Of course, due to the possibility of Ukraine’s crisis spilling over into European countries, such a turn of events will be also costly for the West. On the other hand, this measure may interrupt cooperation between Russia and the West in various fields and also cause Putin’s main foreign policy strategy, which is rivalry combined with cooperation with the West, to grind to failure. Such an outcome would be very costly for both sides of the conflict.
2. Disintegration of Ukraine.
Given the fact that the people living in eastern part of Ukraine and the Crimean Peninsula are mostly of Russian origin and also since the lion’s share of Ukraine’s industries and economic potentials are located in this region, Russia may be willing to see a divided Ukraine in which the less developed part will be given to the West.
We can see early sign of this issue by occupation of the governmental buildings by pro-Russian unidentified armed men in Simferopol, who hoisted a Russian flag from the roof. In that case, Russia will be able to flaunt the power of the Russian part of the country at people living in the Commonwealth of Independent States and remind them of possible costs of inattention to Russian population in those countries.

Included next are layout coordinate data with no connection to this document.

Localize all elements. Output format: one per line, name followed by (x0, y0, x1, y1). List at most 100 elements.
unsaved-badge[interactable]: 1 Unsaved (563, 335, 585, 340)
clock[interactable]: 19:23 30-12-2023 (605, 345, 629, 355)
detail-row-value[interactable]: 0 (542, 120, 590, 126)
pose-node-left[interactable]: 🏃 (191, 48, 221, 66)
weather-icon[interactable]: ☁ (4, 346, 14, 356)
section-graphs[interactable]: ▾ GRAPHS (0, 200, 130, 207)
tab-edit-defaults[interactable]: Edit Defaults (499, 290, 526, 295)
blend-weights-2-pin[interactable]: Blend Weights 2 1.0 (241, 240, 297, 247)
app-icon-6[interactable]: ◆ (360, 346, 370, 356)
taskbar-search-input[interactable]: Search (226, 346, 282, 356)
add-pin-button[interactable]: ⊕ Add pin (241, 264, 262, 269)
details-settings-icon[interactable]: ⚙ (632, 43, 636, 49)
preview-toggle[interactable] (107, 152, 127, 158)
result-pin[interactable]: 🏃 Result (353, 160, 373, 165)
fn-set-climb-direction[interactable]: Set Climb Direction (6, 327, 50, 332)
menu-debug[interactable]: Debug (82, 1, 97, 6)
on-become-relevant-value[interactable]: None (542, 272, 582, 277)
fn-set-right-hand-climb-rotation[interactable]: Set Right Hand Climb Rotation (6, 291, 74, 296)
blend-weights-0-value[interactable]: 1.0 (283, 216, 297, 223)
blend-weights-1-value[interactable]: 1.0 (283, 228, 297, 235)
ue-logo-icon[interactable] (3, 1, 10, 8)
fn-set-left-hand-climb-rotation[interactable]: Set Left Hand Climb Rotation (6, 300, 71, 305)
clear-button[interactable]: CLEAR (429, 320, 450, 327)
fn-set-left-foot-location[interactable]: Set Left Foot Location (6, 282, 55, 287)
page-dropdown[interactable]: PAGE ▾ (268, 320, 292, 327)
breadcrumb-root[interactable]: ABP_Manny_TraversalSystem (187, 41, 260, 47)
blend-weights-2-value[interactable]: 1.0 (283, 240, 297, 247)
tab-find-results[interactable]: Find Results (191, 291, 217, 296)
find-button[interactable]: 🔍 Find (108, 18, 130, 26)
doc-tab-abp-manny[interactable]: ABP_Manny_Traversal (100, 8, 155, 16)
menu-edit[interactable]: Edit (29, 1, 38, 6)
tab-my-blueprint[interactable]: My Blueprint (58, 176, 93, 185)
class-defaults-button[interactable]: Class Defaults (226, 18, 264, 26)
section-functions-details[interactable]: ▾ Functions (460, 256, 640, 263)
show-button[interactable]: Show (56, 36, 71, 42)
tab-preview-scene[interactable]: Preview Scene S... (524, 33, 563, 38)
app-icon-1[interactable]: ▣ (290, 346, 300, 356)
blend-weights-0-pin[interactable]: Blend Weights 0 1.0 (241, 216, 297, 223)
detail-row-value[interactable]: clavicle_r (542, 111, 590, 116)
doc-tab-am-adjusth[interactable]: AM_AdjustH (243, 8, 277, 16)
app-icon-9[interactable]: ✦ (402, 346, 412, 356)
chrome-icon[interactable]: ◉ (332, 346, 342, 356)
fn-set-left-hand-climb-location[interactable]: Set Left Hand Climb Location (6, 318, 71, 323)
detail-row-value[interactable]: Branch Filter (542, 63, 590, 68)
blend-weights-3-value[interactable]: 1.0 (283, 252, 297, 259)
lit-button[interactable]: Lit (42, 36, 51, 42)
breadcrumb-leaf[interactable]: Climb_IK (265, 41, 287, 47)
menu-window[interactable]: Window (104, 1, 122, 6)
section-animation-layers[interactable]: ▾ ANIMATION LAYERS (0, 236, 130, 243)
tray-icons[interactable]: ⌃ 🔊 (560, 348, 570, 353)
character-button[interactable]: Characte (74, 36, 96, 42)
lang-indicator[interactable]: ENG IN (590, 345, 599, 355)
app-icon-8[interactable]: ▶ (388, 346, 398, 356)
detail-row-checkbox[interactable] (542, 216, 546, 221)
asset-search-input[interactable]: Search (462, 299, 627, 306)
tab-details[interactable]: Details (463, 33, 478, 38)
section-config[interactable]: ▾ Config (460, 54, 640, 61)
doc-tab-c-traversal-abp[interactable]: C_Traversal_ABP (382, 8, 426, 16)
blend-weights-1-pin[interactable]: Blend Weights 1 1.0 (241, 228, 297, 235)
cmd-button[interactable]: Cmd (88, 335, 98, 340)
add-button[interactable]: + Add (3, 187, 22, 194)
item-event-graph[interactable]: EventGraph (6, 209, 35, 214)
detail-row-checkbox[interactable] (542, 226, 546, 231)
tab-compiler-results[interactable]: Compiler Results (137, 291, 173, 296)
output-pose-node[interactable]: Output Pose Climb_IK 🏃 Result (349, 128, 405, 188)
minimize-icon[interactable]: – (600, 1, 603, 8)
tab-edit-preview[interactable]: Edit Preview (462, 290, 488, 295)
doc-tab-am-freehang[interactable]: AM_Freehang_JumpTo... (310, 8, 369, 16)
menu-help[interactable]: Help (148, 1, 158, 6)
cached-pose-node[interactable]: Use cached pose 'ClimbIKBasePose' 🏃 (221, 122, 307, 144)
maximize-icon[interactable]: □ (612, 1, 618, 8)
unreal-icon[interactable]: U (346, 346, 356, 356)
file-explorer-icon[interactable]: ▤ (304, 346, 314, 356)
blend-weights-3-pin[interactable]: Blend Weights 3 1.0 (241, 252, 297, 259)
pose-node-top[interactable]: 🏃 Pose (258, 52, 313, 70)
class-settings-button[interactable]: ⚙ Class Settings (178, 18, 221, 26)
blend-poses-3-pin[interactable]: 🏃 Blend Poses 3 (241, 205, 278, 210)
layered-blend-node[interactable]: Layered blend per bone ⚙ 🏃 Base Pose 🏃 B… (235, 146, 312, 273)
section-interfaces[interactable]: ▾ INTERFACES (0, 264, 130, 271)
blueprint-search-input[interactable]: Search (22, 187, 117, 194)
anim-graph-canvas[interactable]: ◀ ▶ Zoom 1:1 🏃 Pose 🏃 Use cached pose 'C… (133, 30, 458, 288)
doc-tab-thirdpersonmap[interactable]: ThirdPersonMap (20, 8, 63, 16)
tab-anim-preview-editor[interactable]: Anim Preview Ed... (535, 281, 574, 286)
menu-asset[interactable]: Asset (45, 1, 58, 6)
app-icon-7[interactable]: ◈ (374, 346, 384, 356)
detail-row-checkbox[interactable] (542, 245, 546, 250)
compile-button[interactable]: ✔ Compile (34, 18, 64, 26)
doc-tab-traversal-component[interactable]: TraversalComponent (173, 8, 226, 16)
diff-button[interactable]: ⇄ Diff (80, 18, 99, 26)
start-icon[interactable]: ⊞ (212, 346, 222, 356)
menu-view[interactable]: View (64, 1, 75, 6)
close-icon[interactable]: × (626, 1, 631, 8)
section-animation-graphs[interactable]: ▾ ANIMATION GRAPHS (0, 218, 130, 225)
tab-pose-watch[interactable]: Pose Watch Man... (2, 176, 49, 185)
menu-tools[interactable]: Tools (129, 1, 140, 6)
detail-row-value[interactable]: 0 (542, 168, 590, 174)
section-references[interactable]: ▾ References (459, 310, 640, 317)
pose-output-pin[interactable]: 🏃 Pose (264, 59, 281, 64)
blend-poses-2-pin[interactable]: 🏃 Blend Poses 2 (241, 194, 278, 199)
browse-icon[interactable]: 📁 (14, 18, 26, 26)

The division of Ukraine will also put Russia’s mind at ease about the strategic marine base in Crimea for a long time. Of course, the disintegration of Ukraine should take place in such a way that the eastern part of the country would have still direct access to Eastern Europe for the transfer of Russian gas to European countries. The main problem with the disintegration of Ukraine is that few countries will be possibly ready to recognize the Eastern Ukraine and, as a result, the new country would face a crisis of international legitimacy.
3. Establishment of a new interim government in Ukraine.
This third option will see an end to the interim government of Alexander Turchinov through international mediation. Subsequently, and through the agreement of Russia, a new interim government will be formed supported by all parties involved in the conflict, which would especially take into account the concerns of Russia. In view of the realities on the ground, this seems to be an unlikely option. However, the course of developments may force the conflicting parties to move in that direction because it will be also a face-saving option for all parties in Ukraine crisis.
Regardless of which one of the above options will finally take place, the reality that should be taken into consideration is that Russia will certainly not remain indifferent toward what is going on in Ukraine. Just this morning (February 27), the Russian foreign ministry issued a new warning that it would “strongly and uncompromisingly” defend the rights of its compatriots and alongside the Russian army and fighter jets now on combat alert indicates that, if diplomacy fails, Moscow will use its iron fist to respond to the country’s developments.